An hour later, Jelayan was able to remove the glove and feel each of her fingers again. Movement remained jerky as the nanos sought and neutralized the last of the paralyzing agent. There’d be no permanent scarring, though the doctor had berated her almost as much as her mate. This, the medic had told her, was how stupid people died. Now that she was no longer hopped up on adrenaline, she had to agree.

And she finally saw through Kellan’s anger to the soul-deep worry beneath it. She’d scared him. Scared her beautiful, playful predator so badly he hadn’t let her out of his sight since the rooftop, his subvocal song a constant hum of anger, fear, and a love so deep it still stole her breath at times.

“I’m sorry,” she said in their quarters that night. He’d made love to her that night with excruciating tenderness. Her heart broke at the realization of how much she’d wounded her beautiful predator. “I should’ve discussed the plan with you first and found an alternative. I didn’t mean to scare you like that.”

“That much energy, that much pain could’ve killed you.” He held her tightly against his body, his face buried in her hair and his legs trapping her, but it was the faint tremors she felt against her back which shattered her.

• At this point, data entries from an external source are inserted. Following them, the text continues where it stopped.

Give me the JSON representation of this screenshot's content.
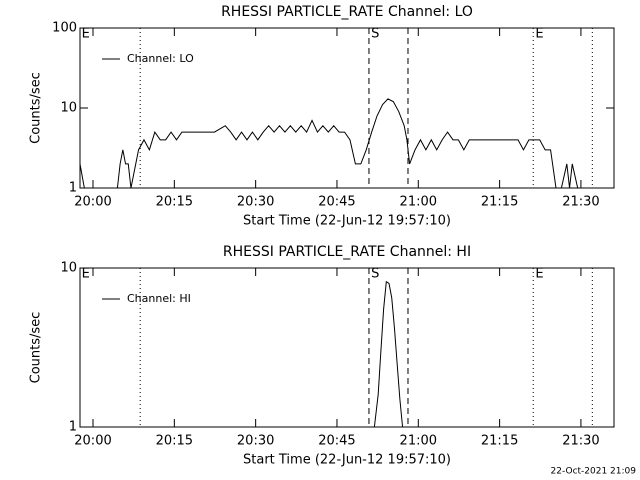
{
  "chart_data": [
    {
      "type": "line",
      "title": "RHESSI PARTICLE_RATE Channel: LO",
      "xlabel": "Start Time (22-Jun-12 19:57:10)",
      "ylabel": "Counts/sec",
      "log_y": true,
      "legend": "upper left",
      "xlim": [
        1197.6,
        1296.1
      ],
      "ylim": [
        1,
        100
      ],
      "xticks": [
        {
          "value": 1200,
          "label": "20:00"
        },
        {
          "value": 1215,
          "label": "20:15"
        },
        {
          "value": 1230,
          "label": "20:30"
        },
        {
          "value": 1245,
          "label": "20:45"
        },
        {
          "value": 1260,
          "label": "21:00"
        },
        {
          "value": 1275,
          "label": "21:15"
        },
        {
          "value": 1290,
          "label": "21:30"
        }
      ],
      "yticks": [
        1,
        10,
        100
      ],
      "vlines": [
        {
          "x": 1208.7,
          "style": "dotted"
        },
        {
          "x": 1250.9,
          "style": "dashed"
        },
        {
          "x": 1258.1,
          "style": "dashed"
        },
        {
          "x": 1281.2,
          "style": "dotted"
        },
        {
          "x": 1292.1,
          "style": "dotted"
        }
      ],
      "annotations": [
        {
          "x": 1197.9,
          "label": "E"
        },
        {
          "x": 1251.3,
          "label": "S"
        },
        {
          "x": 1281.6,
          "label": "E"
        }
      ],
      "x": [
        1197.6,
        1198.4,
        1204.5,
        1205,
        1205.5,
        1206,
        1206.5,
        1207,
        1208.4,
        1209.4,
        1210.4,
        1211.4,
        1212.4,
        1213.4,
        1214.4,
        1215.4,
        1216.4,
        1218.4,
        1220.4,
        1222.4,
        1224.4,
        1225.4,
        1226.4,
        1227.4,
        1228.4,
        1229.4,
        1230.4,
        1231.4,
        1232.4,
        1233.4,
        1234.4,
        1235.4,
        1236.4,
        1237.4,
        1238.4,
        1239.4,
        1240.4,
        1241.4,
        1242.4,
        1243.4,
        1244.4,
        1245.4,
        1246.4,
        1247.4,
        1248.4,
        1249.4,
        1250.4,
        1251.4,
        1252.4,
        1253.4,
        1254.4,
        1255.4,
        1256.4,
        1257.4,
        1257.9,
        1258.4,
        1259.4,
        1260.4,
        1261.4,
        1262.4,
        1263.4,
        1264.4,
        1265.4,
        1266.4,
        1267.4,
        1268.4,
        1269.4,
        1270.4,
        1272.4,
        1274.4,
        1276.4,
        1278.4,
        1279.4,
        1280.4,
        1281.4,
        1282.4,
        1283.4,
        1284.4,
        1285.4,
        1286.4,
        1287.4,
        1287.9,
        1288.4,
        1289.4,
        1290.4
      ],
      "series": [
        {
          "name": "Channel: LO",
          "color": "#000000",
          "values": [
            2,
            1,
            1,
            2,
            3,
            2,
            2,
            1,
            3,
            4,
            3,
            5,
            4,
            4,
            5,
            4,
            5,
            5,
            5,
            5,
            6,
            5,
            4,
            5,
            4,
            5,
            4,
            5,
            6,
            5,
            6,
            5,
            6,
            5,
            6,
            5,
            7,
            5,
            6,
            5,
            6,
            5,
            5,
            4,
            2,
            2,
            3,
            5,
            8,
            11,
            13,
            12,
            9,
            6,
            4,
            2,
            3,
            4,
            3,
            4,
            3,
            4,
            5,
            4,
            4,
            3,
            4,
            4,
            4,
            4,
            4,
            4,
            3,
            4,
            4,
            4,
            3,
            3,
            1,
            1,
            2,
            1,
            2,
            1,
            1
          ]
        }
      ]
    },
    {
      "type": "line",
      "title": "RHESSI PARTICLE_RATE Channel: HI",
      "xlabel": "Start Time (22-Jun-12 19:57:10)",
      "ylabel": "Counts/sec",
      "log_y": true,
      "legend": "upper left",
      "xlim": [
        1197.6,
        1296.1
      ],
      "ylim": [
        1,
        10
      ],
      "xticks": [
        {
          "value": 1200,
          "label": "20:00"
        },
        {
          "value": 1215,
          "label": "20:15"
        },
        {
          "value": 1230,
          "label": "20:30"
        },
        {
          "value": 1245,
          "label": "20:45"
        },
        {
          "value": 1260,
          "label": "21:00"
        },
        {
          "value": 1275,
          "label": "21:15"
        },
        {
          "value": 1290,
          "label": "21:30"
        }
      ],
      "yticks": [
        1,
        10
      ],
      "vlines": [
        {
          "x": 1208.7,
          "style": "dotted"
        },
        {
          "x": 1250.9,
          "style": "dashed"
        },
        {
          "x": 1258.1,
          "style": "dashed"
        },
        {
          "x": 1281.2,
          "style": "dotted"
        },
        {
          "x": 1292.1,
          "style": "dotted"
        }
      ],
      "annotations": [
        {
          "x": 1197.9,
          "label": "E"
        },
        {
          "x": 1251.3,
          "label": "S"
        },
        {
          "x": 1281.6,
          "label": "E"
        }
      ],
      "x": [
        1251.9,
        1252.6,
        1253.1,
        1253.6,
        1254.1,
        1254.6,
        1255.1,
        1255.6,
        1256.1,
        1256.6,
        1257.1
      ],
      "series": [
        {
          "name": "Channel: HI",
          "color": "#000000",
          "values": [
            1,
            1.6,
            3,
            5.5,
            8.2,
            8,
            6.5,
            4.2,
            2.5,
            1.5,
            1
          ]
        }
      ]
    }
  ],
  "footer": "22-Oct-2021 21:09"
}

“I read the reports,” she whispered, covering his hands with hers and lacing their fingers together. “I brought the glove to mitigate the effects, chose a non-conductive blade from the armory. I hadn’t expected that much power in such a small target.”

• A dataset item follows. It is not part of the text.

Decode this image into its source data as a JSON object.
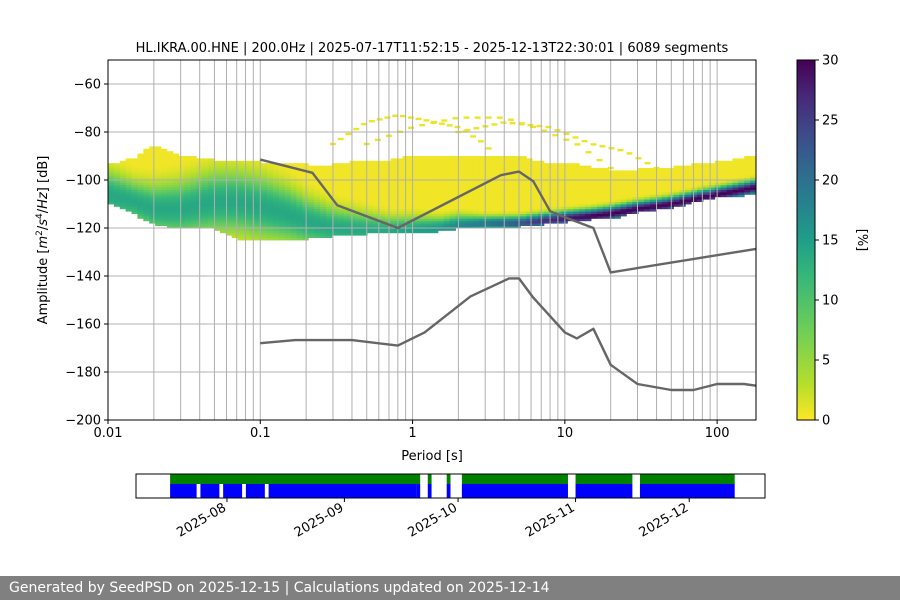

“If you were one of my operatives,” he said harshly, “you’d be busted down to novice in Ray’s security division. I don’t sacrifice my people for a mission, Jelayan, and you’re not just an operative. You’re my mate. My fucking heartbeat.”

“I know, honey, I know.” Tears stung her eyes at the anguish in his voice. “I’m so sorry.”

“A month.” His fangs sank into her shoulder, the bite possessive and commanding. A dominant predator reprimanding his mate. “You’re now riding a desk for a month. No training. No teaching. No fieldwork. Maybe during that month, you’ll learn you have value.”

“Okay.” No part of her fought the punishment. Her wolf whined at hurting this Rifaniir who’d stolen her heart. Her cat retreated deep inside her mind leaving only her human self. “I truly didn’t know it’d be that bad, Kellan. I never meant to scare you.”

“I know, kitten.” Something relaxed inside her at the familiar, loving endearment. She hadn’t shattered them completely, hadn’t caused a permanent crack in their relationship. Anything else could be fixed. “Just, take better care of yourself. If not for you, then for me. I’d be lost without you.”

Rolling over when his hold relaxed, Jelayan wrapped her arms and legs around him and held him as tightly as he’d held her. “I promise.”

She sealed the vow with a kiss. And when he demanded her total surrender, she gave it to him. Sated and sleepy, she pressed her lips to his chest over the steady beat of his heart.

“I’m yours, Kellan Avelaño. I won’t forget again.”